В залах особняка Румянцева, филиале Государственного музея истории Санкт-Петербурга, открылась выставка к 100-летию Давида Гобермана. Работы одного из последних ленинградских модернистов самого что ни на есть первого эшелона смотрела КИРА ДОЛИНИНА.
Давид Гоберман не дожил до своего столетия всего девять лет. Это очень долгая жизнь для человека вообще, а для художника и подавно. Первые работы на сегодняшней большой ретроспективе датированы 1930-ми годами, последние — 2000-ми. Ученик Тырсы, собеседник Юдовина, слушатель лекций Пунина, знакомый Альтмана и Марке — человек другого века, другой крови, другого глаза, наконец. Для него все то, что у нас проходит по ведомству классического модернизма, было самым что ни на есть актуальным искусством. И, настроив в самом начале свою живопись под "французов", то есть впуская свежий цвет и воздух в программно неакадемические свои пейзажи и натюрморты, Гоберман искренне пронес веру в торжество этой живописи до самого конца.
Верность живописи как таковой — самое поразительное, о чем рассказывает эта выставка. Это тихое искусство негромкого человека, всю жизнь ведущего бесконечный диалог с искусством живописи. Здесь вообще нет громких звуков — ни в биографии, ни в работах. Еврейский мальчик из Минска приехал в 1929 году в Ленинград, где отработал положенный рабочий стаж и поступил на архитектурное отделение Академии художеств. Быстро понял, что архитектором не будет, а вот уроки у Николая Тырсы посещал усердно. Учеником так называемой ленинградской школы так и остался. Сам же отправился в Минск работать в картинной галерее, был призван и до конца войны форму уже не снимал.

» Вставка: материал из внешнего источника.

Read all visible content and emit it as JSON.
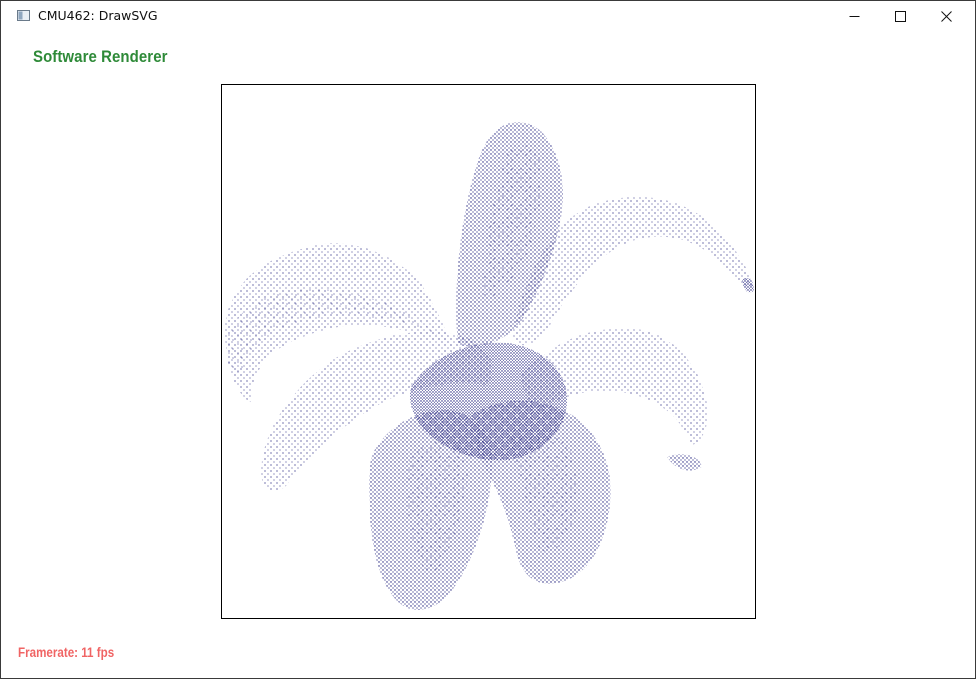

Потом — маленькие персональные выставки, куча научных публикаций, посвященных народному (молдавскому и западноукраинскому) искусству, кандидатская диссертация, статьи про еврейские надгробия — все в стол, ежегодные экспедиции и много-много живописи. Маленькой и побольше, масло, темпера, гуашь, акварель, карандаш. Очень много пейзажей, еще больше натюрмортов. Пейзажи очень "французистые": у Гобермана, как он сам признавался, и Кама и Нева — все немного по Марке выстроены. А вот натюрморты ни на кого не похожие. Немногословные, минималистичные до бедности, приглушенные по цвету, абсолютно фантазийные и абсолютно реалистичные при этом. "Я рисую сосуд, его формы набирают живую силу. Контуры становятся подвижны, выходят из-под власти симметрии. Сосуд превращается в своеобразное изваяние... Выведенный из состояния анабиоза предмет обретает новую жизнь". У другого художника такие слова означали бы его персональное виденье, тайную машинерию. Для Гобермана это непреложная истина — его натюрморты почти все есть результат вот этого оживления предмета. Его сосуды выходят на полотна в роли статуэток, его статуи принимают несвойственные им вообще-то позы, деревья обретают физиономии, а сушеные воблы на салфетке расплываются в улыбке.

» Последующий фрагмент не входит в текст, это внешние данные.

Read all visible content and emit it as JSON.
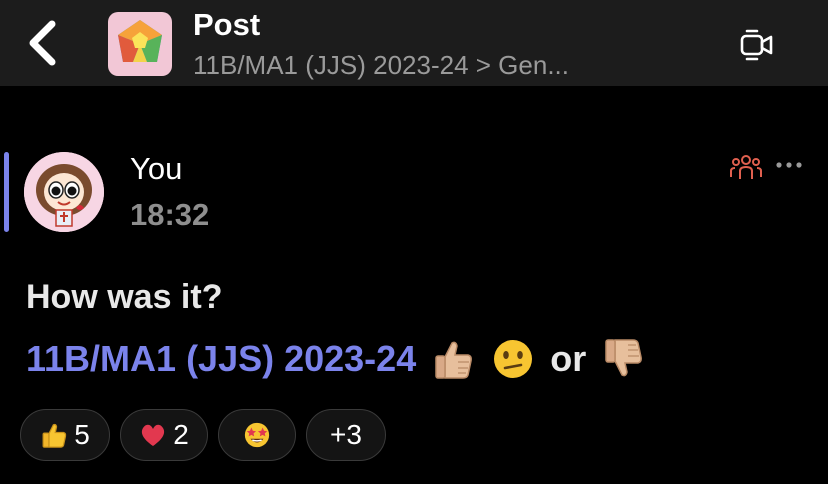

Выставка в особняке Румянцева очень полна и, конечно, этим абсолютна роскошна. Выставлены самые ранние, мало кем вообще виданные вещи, собраны работы из коллекций Русского музея и нескольких частных коллекций. Если бы Гоберман был широко известен, я бы сказала, что вещей на выставке даже слишком много. Но Гоберман известен до обидного мало. Его тихое искусство очень внятно и очень уместно смотрелось бы в ряду Тырса — Лапшин — Русаков, но его там почему-то нет. Каждый юбилей его имя из художественного небытия вытаскивают на свет божий люди и организации, связанные с изучением еврейского искусства. Безусловно, Гоберман был значительной величиной в этой дисциплине, но само его искусство еврейским можно назвать только по давно отмененной графе в паспорте. Да и что это такое, еврейское искусство? Над этим вопросом бьются вот уже скоро полтора века, а ответа все нет. Если отбросить подсчеты еврейских имен в славном списке мирового авангарда, то остается только почти неуловимая взвесь из ощущений. Некоторые считают, что еврейское искусство характеризует особая графичность, что понятно, если учесть, какое значение имело написание букв в культуре, отрицающей изображение. Другие выводят из того же корня особое отношение еврейских художников к плоскости. Гоберман-художник с ними мог бы и согласиться — кому как не ему, знатоку затейливой вязи с могильных камней, оживлять плоскость листа или холста? Однако все это вилами по воде. А вот имя это помнить стоит — не так у нас было много последовательных модернистов, живопись которых хотела сказать — и говорила — почти только о себе самой.